I scoured job websites for full-time work, disappointed with the lack of variation and career opportunity – already adamant that an apprenticeship wouldn’t be for me. Since my school years, the word ‘apprentice’ carried with it many negative connotations, such as being only for the less academic; not suited to the modern knowledge economy and paying a painfully low wage with few or no prospects upon completion. It was word-of-mouth from an apprentice at risual that made me reconsider my perceptions.
Long story short, I began my apprenticeship with risual and almost eighteen months later, I am a full-time Bid Coordinator within risual’s Bid Management Team (to me, challenging the notion that work-based routes are second best).
During my one-year Level 3 Customer Service Diploma, I learned that the apprenticeship landscape was shifting, with risual growing their apprenticeship scheme and Education Division not for cheap labour or tea-makers, but to combat the digital skills shortage impacting the whole industry. Not only did I gain live experience in a business environment while working towards a qualification, but I began to adopt a learn-it-all attitude and sought to be a sponge for knowledge from the offset – whether that was through gaining MOS qualifications or shadowing Sales Directors onsite at customer meetings.

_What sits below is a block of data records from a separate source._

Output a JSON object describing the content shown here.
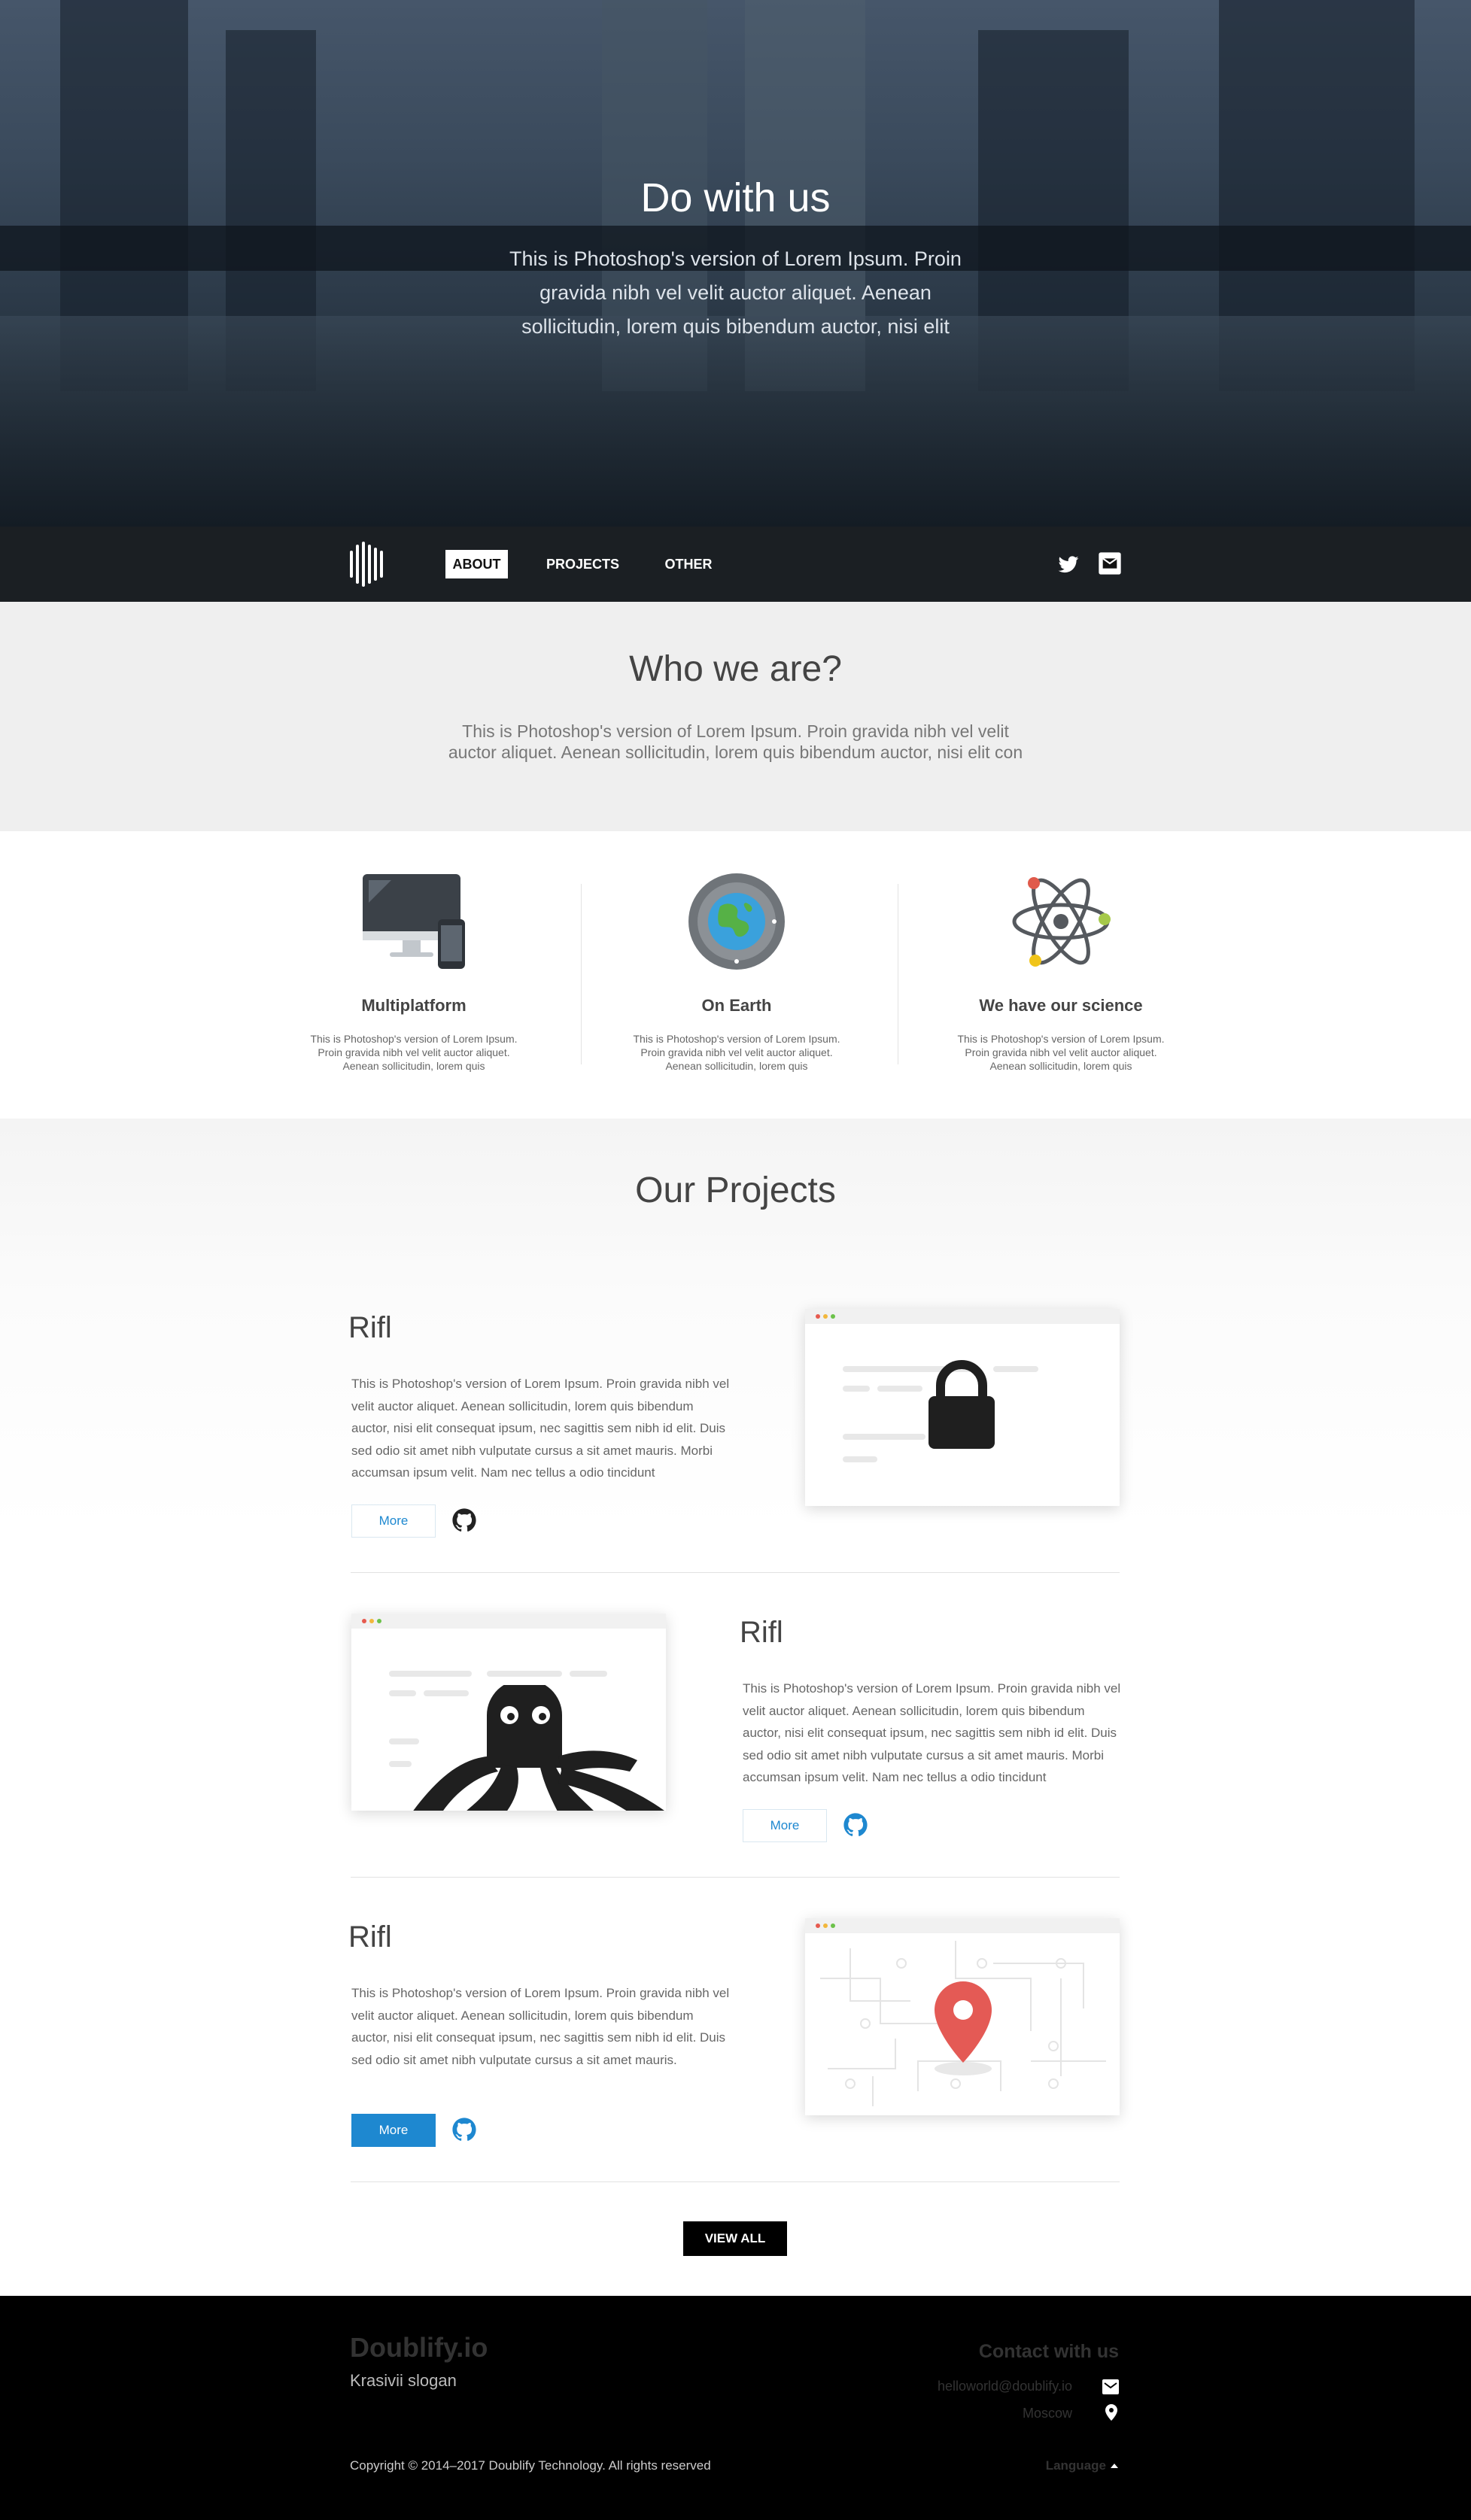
{
  "hero": {
    "title": "Do with us",
    "text": "This is Photoshop's version  of Lorem Ipsum. Proin gravida nibh vel velit auctor aliquet. Aenean sollicitudin, lorem quis bibendum auctor, nisi elit"
  },
  "nav": {
    "items": [
      {
        "label": "ABOUT",
        "active": true
      },
      {
        "label": "PROJECTS",
        "active": false
      },
      {
        "label": "OTHER",
        "active": false
      }
    ],
    "icons": [
      "twitter-icon",
      "mail-icon"
    ]
  },
  "who": {
    "title": "Who we are?",
    "text": "This is Photoshop's version  of Lorem Ipsum. Proin gravida nibh vel velit auctor aliquet. Aenean sollicitudin, lorem quis bibendum auctor, nisi elit con"
  },
  "features": [
    {
      "icon": "devices-icon",
      "title": "Multiplatform",
      "text": "This is Photoshop's version  of Lorem Ipsum. Proin gravida nibh vel velit auctor aliquet. Aenean sollicitudin, lorem quis"
    },
    {
      "icon": "earth-icon",
      "title": "On Earth",
      "text": "This is Photoshop's version  of Lorem Ipsum. Proin gravida nibh vel velit auctor aliquet. Aenean sollicitudin, lorem quis"
    },
    {
      "icon": "atom-icon",
      "title": "We have our science",
      "text": "This is Photoshop's version  of Lorem Ipsum. Proin gravida nibh vel velit auctor aliquet. Aenean sollicitudin, lorem quis"
    }
  ],
  "projects": {
    "title": "Our Projects",
    "items": [
      {
        "name": "Rifl",
        "text": "This is Photoshop's version  of Lorem Ipsum. Proin gravida nibh vel velit auctor aliquet. Aenean sollicitudin, lorem quis bibendum auctor, nisi elit consequat ipsum, nec sagittis sem nibh id elit. Duis sed odio sit amet nibh vulputate cursus a sit amet mauris. Morbi accumsan ipsum velit. Nam nec tellus a odio tincidunt",
        "more": "More",
        "image": "lock-icon"
      },
      {
        "name": "Rifl",
        "text": "This is Photoshop's version  of Lorem Ipsum. Proin gravida nibh vel velit auctor aliquet. Aenean sollicitudin, lorem quis bibendum auctor, nisi elit consequat ipsum, nec sagittis sem nibh id elit. Duis sed odio sit amet nibh vulputate cursus a sit amet mauris. Morbi accumsan ipsum velit. Nam nec tellus a odio tincidunt",
        "more": "More",
        "image": "octopus-icon"
      },
      {
        "name": "Rifl",
        "text": "This is Photoshop's version  of Lorem Ipsum. Proin gravida nibh vel velit auctor aliquet. Aenean sollicitudin, lorem quis bibendum auctor, nisi elit consequat ipsum, nec sagittis sem nibh id elit. Duis sed odio sit amet nibh vulputate cursus a sit amet mauris.",
        "more": "More",
        "image": "map-pin-icon"
      }
    ],
    "view_all": "VIEW ALL"
  },
  "footer": {
    "brand": "Doublify.io",
    "slogan": "Krasivii slogan",
    "contact_title": "Contact with us",
    "email": "helloworld@doublify.io",
    "city": "Moscow",
    "copyright": "Copyright © 2014–2017 Doublify Technology. All rights reserved",
    "language": "Language"
  },
  "colors": {
    "accent": "#1e88d0",
    "footer_bg": "#000000",
    "section_bg": "#efefef"
  }
}
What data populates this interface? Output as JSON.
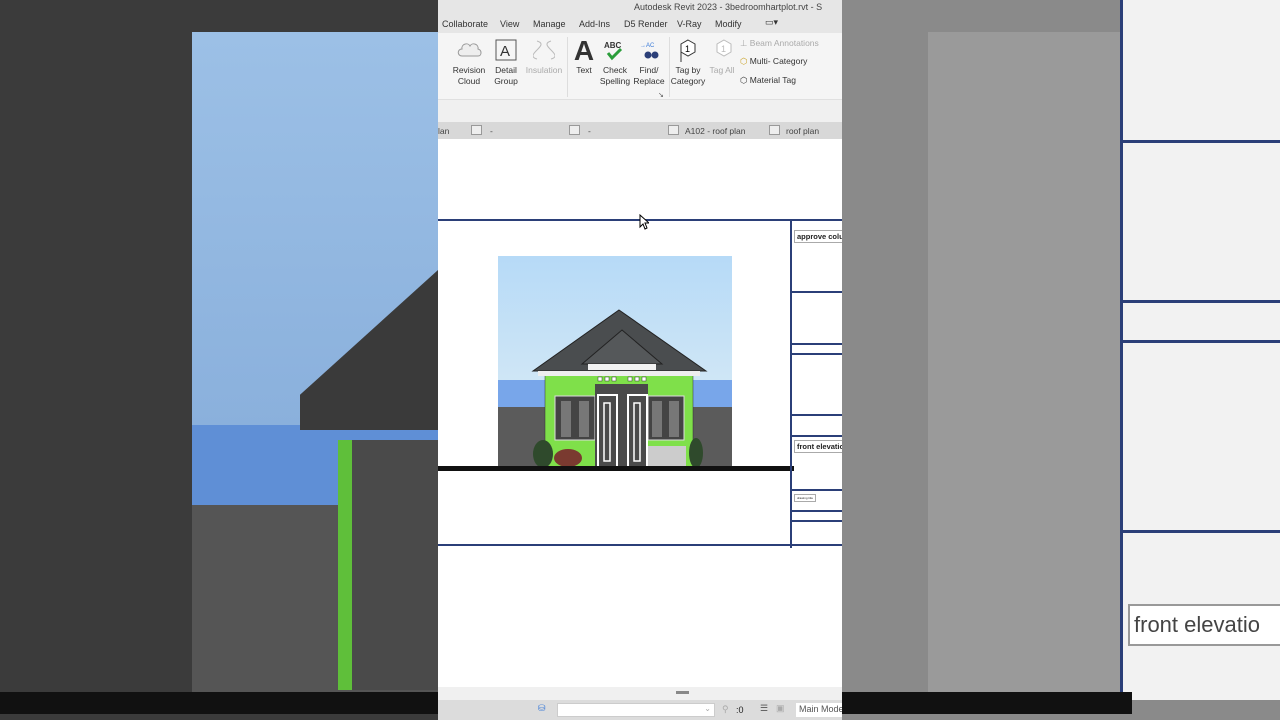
{
  "window": {
    "title": "Autodesk Revit 2023 - 3bedroomhartplot.rvt - S"
  },
  "tabs": [
    "Collaborate",
    "View",
    "Manage",
    "Add-Ins",
    "D5 Render",
    "V-Ray",
    "Modify"
  ],
  "ribbon": {
    "revision_cloud": "Revision Cloud",
    "detail_group": "Detail Group",
    "insulation": "Insulation",
    "text": "Text",
    "check_spelling": "Check Spelling",
    "find_replace": "Find/ Replace",
    "tag_by_category": "Tag by Category",
    "tag_all": "Tag All",
    "beam_annotations": "Beam  Annotations",
    "multi_category": "Multi- Category",
    "material_tag": "Material  Tag"
  },
  "view_tabs": [
    "lan",
    "-",
    "-",
    "A102 - roof plan",
    "roof plan"
  ],
  "sheet": {
    "label1": "approve colu",
    "label2": "front elevation",
    "label3": "drawing title"
  },
  "status": {
    "count": ":0",
    "model": "Main Model"
  },
  "background": {
    "label": "front elevatio"
  },
  "colors": {
    "accent": "#2b3f78",
    "wall_green": "#7fe04a",
    "roof": "#4a4d4f"
  }
}
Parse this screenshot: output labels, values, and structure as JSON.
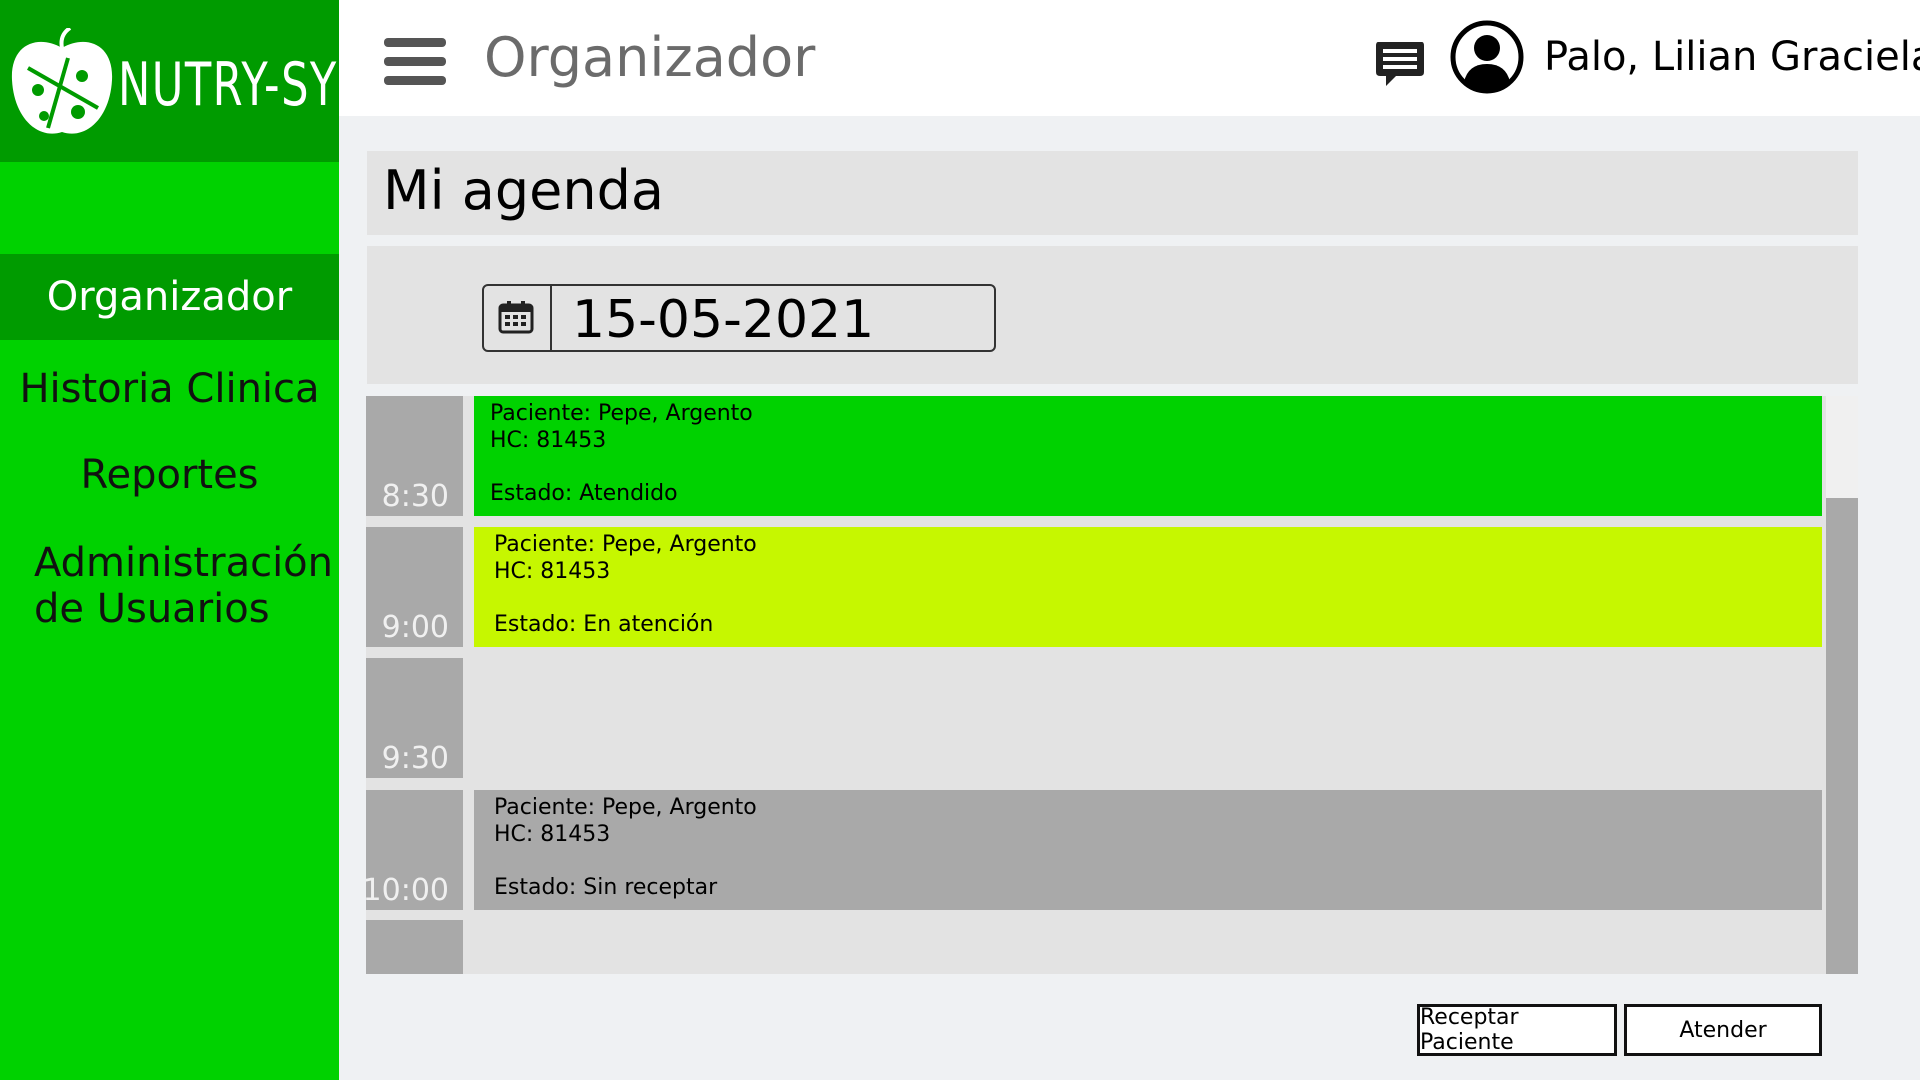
{
  "sidebar": {
    "brand": "NUTRY-SYS",
    "items": [
      {
        "label": "Organizador",
        "active": true
      },
      {
        "label": "Historia Clinica"
      },
      {
        "label": "Reportes"
      },
      {
        "label_line1": "Administración",
        "label_line2": "de Usuarios"
      }
    ]
  },
  "header": {
    "title": "Organizador",
    "user_name": "Palo, Lilian Graciela",
    "icons": [
      "menu-icon",
      "chat-icon",
      "user-avatar-icon"
    ]
  },
  "main": {
    "title": "Mi agenda",
    "date": "15-05-2021",
    "slots": [
      {
        "time": "8:30",
        "paciente": "Paciente: Pepe, Argento",
        "hc": "HC: 81453",
        "estado": "Estado: Atendido",
        "color": "#00d200"
      },
      {
        "time": "9:00",
        "paciente": "Paciente: Pepe, Argento",
        "hc": "HC: 81453",
        "estado": "Estado: En atención",
        "color": "#c6f700"
      },
      {
        "time": "9:30"
      },
      {
        "time": "10:00",
        "paciente": "Paciente: Pepe, Argento",
        "hc": "HC: 81453",
        "estado": "Estado: Sin receptar",
        "color": "#a9a9a9"
      }
    ],
    "buttons": {
      "receptar": "Receptar Paciente",
      "atender": "Atender"
    }
  },
  "colors": {
    "sidebar": "#00d200",
    "sidebar_dark": "#009b00",
    "panel": "#e3e3e3"
  }
}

Originally, I progressed through Sales Operations to Internal Account Management. Soon after, I had a smooth transition to the Bid Management team as a Bid Coordinator, becoming way more involved in the write-up of documentation for large-scale bids submissions – some as large as a dissertation! The fact that I am trusted to be involved in such large engagements has demonstrated to me that I am of no less value to the industry without a degree and evidently, apprenticeships are no longer only for the ‘less academic’.
My day-to-day in the Sales Operations function consisted mostly of sales administration, which allowed me to build a solid foundation around the functionality of a Professional Services business in the Commercial sector – something I had absolutely no experience in or knowledge of beforehand. As I gained more confidence I was encouraged to undertake a wider range of tasks to help me not only understand, but support the sales team and recognise risual’s culture and approach to engaging with customers. My diploma ran over the course of the year and I found that the theoretical modules of study in the course helped to underpin my application of the practical skills I learned. Now, I am in a position where, even though I am junior, I can see my continual development and added value to the business, thus challenging the opinion that apprenticeships aren’t suited to the modern knowledge economy.
I felt a sense of security as I reached the culmination of my one-year contract (even with my annual review imminent) as I was aware of risual’s passion for their ‘promote from within’ initiative, along with my efforts and dedication thus far. From my initial employment, I was ensured there would be a role with my name on it and if I felt that was ill-suited to me, my senior colleagues would support me in trialling different roles/apprenticeship courses, either technical or operations based. This, along with risual’s generous apprenticeship wage helped to combat my initial perception of limited career opportunities through apprenticeships.
When considering an apprenticeship as your first career step, my advice would be:
Evaluate how much the company you’re considering values career opportunities for younger generations, in this case through an apprenticeship, evidenced by the number of their employees coming through an apprenticeship route – what progression opportunities are available?
Once you know your employer is serious about upskilling, I would confidently question the stigma around apprenticeships… what stigma?